This downward trend is believed to be partially due to legislative changes, specifically citing the Protecting Your Super package, which significantly reduced the instances of automatic coverage in certain superannuation accounts. These regulations were aimed at safeguarding the super funds of Australians from unnecessary erosion due to fees and insurance premiums, particularly in cases of low balance and inactive super accounts.

Data gleaned from industry body Council of Australian Life Insurers (CALI) shines a light on the residual under-insurance issue, suggesting that approximately 3.4 million citizens fail to maintain adequate income protection coverage for basic livelihood necessities, suggesting an undercurrent of financial vulnerability in the populace.

The landscape of the life insurance sector has also undergone significant consolidation in recent years. The current market comprises 24 life insurers, seven of which are onshore reinsurers, and 10 friendly societies. This is a reduction from the 29 insurers and 12 friendly societies active in 2018, leading to a more concentrated market environment.

Although the industry has faced challenges, there have been positive shifts making the market more appealing for insurers and insureds alike. The Australian Prudential Regulation Authority (APRA) instigated crucial capital modifications, changes were implemented regarding income protection products, and a substantial surge in the price of current income protection products was observed. Adding to this landscape, there was noteworthy industry data suggesting stabilization in the migration away from financial advisement as adviser numbers began to level out.

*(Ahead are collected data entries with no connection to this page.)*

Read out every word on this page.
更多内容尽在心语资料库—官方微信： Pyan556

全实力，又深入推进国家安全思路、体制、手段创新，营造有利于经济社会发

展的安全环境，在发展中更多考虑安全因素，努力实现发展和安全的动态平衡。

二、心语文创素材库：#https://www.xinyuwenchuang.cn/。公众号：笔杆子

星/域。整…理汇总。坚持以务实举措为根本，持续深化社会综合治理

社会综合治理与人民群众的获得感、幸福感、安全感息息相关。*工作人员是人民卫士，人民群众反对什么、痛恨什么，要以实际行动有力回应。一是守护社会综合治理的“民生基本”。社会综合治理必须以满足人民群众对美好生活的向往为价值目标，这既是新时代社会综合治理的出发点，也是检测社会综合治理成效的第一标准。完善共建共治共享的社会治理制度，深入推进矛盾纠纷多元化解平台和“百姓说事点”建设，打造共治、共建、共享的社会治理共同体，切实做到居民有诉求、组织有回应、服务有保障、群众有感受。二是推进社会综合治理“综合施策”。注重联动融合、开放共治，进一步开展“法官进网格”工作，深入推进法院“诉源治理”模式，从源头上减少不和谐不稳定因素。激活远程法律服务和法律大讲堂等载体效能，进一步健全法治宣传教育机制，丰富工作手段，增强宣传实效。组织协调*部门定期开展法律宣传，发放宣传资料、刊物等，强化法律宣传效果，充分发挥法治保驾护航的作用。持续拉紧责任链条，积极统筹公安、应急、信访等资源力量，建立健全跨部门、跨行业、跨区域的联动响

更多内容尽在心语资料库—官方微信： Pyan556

Encouragingly, due to industry adaptation and increased adviser productivity, there has been an upswing in new business acquisitions over three consecutive quarters. This rejuvenation brings renewed optimism as what some are calling an "inflection point", hinting at a trajectory of growth and recovery for the life insurance market moving forward.

As financial landscapes evolve, the coming years will be critical in assessing whether these trends will continue to affect the levels of life and income protection insurance coverage across Australia, and whether current industry adaptations will suffice to close the gap in under-insurance among Australians.